13 July 2022

Written by: Dr Joseph Sekhampu - COO, Milpark Education

Lately, I’ve been trying to come to terms with my identity as a leader and that of an authentic person. I have been questioning what my contribution is in the areas where I lead. What’s been on my mind lately is my role in a changing organisation and how I can contribute to the direction of the institution in the most authentic manner I can. We know that authenticity is a great leadership trait. But what does it mean for me and how do I build this into my leadership journey? In a world where we are taught to hide our true feelings and be ‘politically correct’, it's not always easy to find our own voice and speak from our hearts.

The word ‘authentic’ is generally associated with being real or genuine. For some people, the concept of authenticity conjures up an image of someone who is confident and unapologetic about who they are. I believe that authenticity is more than just being yourself. It’s about being true to who you are and what makes you unique. To be authentic requires a great deal of self-awareness and understanding who one is as an individual before attempting to lead others. For example, I am introverted and will need time alone every day, and it can be draining if everyone asks me about my weekend first thing every Monday morning at work! This contrasts with what many people believe about leaders, which is that they should be “on” at all times and that it is necessary for them to wear a mask of sorts so that they can be seen as successful. Authenticity means having the courage to do things differently from everyone else, even if it takes time or effort - and being willing to accept the consequences of doing so.

The world is changing at a faster pace than ever before. Technology is connecting people like never before, but it's also making the world feel more complex and uncertain. To lead in this world, leaders must show up as humans, lead from the heart, from their core values and in alignment with their true selves. Leadership that does not reflect this will not have the impact on others that it should. The key to authenticity is not just having the right values. Your behaviour has to demonstrate those values and beliefs. This means not only having a clear understanding of what your true self is but also being accountable to it. Authenticity is an important challenge for us all. We all have different levels of confidence, which stems from the exposure we've had in society, combined with our personality traits. Some people can be confident and transparent without a care as to how their authentic self affects others. It’s the lack of authenticity in others – or when they pretend to be caring but then really aren’t – that breeds distrust.

As leaders we have many responsibilities on our shoulders; we need to be good at our jobs, lead by example and help others grow, as well as be good friends with colleagues and stakeholders alike. Being able to do all this while also maintaining some semblance of a personal life can be challenging. It requires us to be vulnerable, open and sincere in our interactions with others. It requires us to be comfortable with expressing who we really are — both the good parts and the bad— without worrying about what other people think of us or whether they will like us anymore if they find out who we really are.
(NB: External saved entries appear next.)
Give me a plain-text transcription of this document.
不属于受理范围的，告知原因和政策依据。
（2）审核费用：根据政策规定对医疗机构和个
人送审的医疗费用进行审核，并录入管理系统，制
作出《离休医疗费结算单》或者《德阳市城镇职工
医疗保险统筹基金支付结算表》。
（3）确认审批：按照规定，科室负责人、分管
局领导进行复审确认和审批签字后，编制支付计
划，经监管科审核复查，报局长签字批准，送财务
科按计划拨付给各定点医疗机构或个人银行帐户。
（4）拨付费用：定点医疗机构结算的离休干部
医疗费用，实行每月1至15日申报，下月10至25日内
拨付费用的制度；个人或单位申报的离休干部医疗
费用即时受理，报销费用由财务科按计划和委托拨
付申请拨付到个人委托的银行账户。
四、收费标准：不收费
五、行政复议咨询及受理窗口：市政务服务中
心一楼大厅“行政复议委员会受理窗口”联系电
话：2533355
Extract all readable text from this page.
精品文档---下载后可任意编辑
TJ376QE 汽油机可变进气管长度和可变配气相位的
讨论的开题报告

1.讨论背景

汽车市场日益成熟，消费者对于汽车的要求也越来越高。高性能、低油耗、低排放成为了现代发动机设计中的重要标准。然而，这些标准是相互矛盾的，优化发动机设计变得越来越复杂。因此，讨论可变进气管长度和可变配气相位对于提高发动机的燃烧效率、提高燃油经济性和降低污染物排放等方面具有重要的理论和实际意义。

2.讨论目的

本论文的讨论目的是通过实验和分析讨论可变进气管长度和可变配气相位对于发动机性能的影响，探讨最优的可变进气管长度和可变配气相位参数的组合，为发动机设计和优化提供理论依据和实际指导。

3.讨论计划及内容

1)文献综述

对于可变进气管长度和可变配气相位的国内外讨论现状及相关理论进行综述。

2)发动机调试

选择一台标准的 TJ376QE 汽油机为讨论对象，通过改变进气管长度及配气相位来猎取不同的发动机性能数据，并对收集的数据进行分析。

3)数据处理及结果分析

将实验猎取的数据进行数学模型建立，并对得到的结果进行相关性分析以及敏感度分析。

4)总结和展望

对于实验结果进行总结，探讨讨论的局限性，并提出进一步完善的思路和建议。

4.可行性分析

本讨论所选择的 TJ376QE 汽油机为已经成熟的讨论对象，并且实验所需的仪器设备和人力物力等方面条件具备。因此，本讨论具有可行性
In my opinion, there is no other way to lead than authentically. There may be some who argue otherwise because they think that 'fake it till you make it' is the way forward, but I totally disagree with them. My personal experience has taught me that if you're not being true to yourself, then how can you expect others to follow? I'd like to think that I am on the right path in the authenticity maze. I am who I am, I am because you are, and it's not a façade or a role that I play. But there are moments when I wish that it were easier to be more authentic. The truth is that no matter how much we try to hide or deny our true selves, other people will eventually see through our façade or get tired of waiting for us to change. And when they finally do see who we are at our core — whether good or bad — they may not like what they see!